Arcus and Gilead's 3-Star Phase Study Fails to Demonstrate Efficacy in Advanced Gastrointestinal Cancers

Arcus Biosciences has ended its Phase 3 clinical trial—known as 3-star—after determining the experimental treatment combination did not meet efficacy targets in upper gastrointestinal cancer patients. The decision came following guidance from an independent data monitoring board that reviewed interim survival data from the trial.

The discontinued 3-star study was evaluating whether a combination of domvanalimab (an anti-TIGIT agent) paired with zimberelimab (anti-PD-1 antibody) plus chemotherapy could outperform the existing standard of nivolumab combined with chemotherapy in patients with advanced gastric and esophageal cancers receiving first-line treatment. At the interim analysis checkpoint, the experimental combination failed to show a survival advantage over the control regimen. Both treatment approaches demonstrated comparable safety profiles during the trial.

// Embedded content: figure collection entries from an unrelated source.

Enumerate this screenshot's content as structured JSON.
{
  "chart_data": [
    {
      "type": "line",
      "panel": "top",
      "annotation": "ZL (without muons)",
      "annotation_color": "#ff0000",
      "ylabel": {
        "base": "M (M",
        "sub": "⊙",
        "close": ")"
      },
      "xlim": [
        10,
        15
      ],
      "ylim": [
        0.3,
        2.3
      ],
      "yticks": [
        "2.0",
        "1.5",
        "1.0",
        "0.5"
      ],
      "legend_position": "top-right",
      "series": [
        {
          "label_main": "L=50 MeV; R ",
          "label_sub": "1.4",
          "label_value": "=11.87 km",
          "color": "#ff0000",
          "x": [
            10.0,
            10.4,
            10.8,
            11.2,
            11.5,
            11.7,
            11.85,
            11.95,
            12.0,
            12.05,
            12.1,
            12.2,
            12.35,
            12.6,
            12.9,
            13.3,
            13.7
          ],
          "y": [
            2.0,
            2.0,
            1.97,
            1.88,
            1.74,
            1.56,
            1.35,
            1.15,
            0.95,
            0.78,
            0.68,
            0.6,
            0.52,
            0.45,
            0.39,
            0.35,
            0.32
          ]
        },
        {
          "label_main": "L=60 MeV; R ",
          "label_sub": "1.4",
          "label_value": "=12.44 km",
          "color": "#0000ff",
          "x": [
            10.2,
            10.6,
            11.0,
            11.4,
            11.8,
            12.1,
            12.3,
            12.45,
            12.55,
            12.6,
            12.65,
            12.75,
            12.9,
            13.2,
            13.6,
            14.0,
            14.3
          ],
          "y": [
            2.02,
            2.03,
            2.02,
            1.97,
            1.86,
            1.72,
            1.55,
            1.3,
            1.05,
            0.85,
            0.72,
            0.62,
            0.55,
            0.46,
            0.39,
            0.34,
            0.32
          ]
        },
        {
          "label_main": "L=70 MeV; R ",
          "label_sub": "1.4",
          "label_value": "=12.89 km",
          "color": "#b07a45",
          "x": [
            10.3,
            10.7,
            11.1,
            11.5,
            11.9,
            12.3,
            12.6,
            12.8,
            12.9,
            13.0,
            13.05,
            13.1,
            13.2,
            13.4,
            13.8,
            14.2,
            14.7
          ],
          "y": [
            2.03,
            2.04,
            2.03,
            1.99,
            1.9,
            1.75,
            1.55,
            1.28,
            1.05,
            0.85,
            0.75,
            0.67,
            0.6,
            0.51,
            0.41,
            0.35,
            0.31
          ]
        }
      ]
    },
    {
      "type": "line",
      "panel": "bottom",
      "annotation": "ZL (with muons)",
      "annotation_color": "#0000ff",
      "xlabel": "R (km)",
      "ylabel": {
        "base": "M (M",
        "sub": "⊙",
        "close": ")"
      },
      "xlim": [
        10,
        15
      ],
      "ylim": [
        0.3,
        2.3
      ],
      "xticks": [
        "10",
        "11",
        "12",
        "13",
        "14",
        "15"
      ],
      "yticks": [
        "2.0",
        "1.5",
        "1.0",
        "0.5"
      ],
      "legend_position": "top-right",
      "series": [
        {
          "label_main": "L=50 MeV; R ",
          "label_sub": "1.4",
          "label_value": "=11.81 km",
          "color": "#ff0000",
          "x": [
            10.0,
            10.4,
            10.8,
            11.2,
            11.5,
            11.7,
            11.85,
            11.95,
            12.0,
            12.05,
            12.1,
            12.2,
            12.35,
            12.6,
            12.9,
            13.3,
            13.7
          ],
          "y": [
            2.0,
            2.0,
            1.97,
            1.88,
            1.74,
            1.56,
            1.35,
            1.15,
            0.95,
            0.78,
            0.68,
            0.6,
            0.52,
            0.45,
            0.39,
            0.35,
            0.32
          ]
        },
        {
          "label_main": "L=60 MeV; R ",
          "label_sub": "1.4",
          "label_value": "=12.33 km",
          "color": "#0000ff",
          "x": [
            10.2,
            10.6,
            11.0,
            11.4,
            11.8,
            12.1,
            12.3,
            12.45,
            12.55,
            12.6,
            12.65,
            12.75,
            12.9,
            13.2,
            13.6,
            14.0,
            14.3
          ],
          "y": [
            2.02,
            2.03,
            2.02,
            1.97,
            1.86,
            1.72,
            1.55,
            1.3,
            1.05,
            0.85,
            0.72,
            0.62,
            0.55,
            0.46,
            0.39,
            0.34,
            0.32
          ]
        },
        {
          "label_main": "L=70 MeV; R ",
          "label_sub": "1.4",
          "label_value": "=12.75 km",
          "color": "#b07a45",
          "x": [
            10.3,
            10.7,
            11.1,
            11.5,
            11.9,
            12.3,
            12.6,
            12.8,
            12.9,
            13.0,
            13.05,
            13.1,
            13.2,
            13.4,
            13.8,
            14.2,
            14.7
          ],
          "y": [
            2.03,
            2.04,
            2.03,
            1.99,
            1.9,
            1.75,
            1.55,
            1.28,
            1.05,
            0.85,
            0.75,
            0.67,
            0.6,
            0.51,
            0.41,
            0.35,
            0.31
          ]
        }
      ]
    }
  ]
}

This development represents a setback for the partnership between Arcus and Gilead Sciences but does not derail the companies’ broader pipeline. Arcus is now prioritizing expansion of its casdatifan program—a next-generation HIF-2α inhibitor demonstrating robust single-agent activity. The company expects multiple clinical readouts for this candidate in 2026. Additionally, Arcus has licensed casdatifan development rights in Japan and select Asian markets to Taiho Pharmaceutical, a deal finalized in October 2025. Arcus retains exclusive rights to the compound in other regions.

Beyond oncology, Arcus is advancing five early-stage programs targeting inflammatory and autoimmune conditions, with a novel MRGPRX2 inhibitor expected to enter clinical testing next year. With approximately $1 billion in available capital and investments, the company projects sufficient funding to sustain operations through at least mid-2028, providing a strategic runway for its diversified development efforts.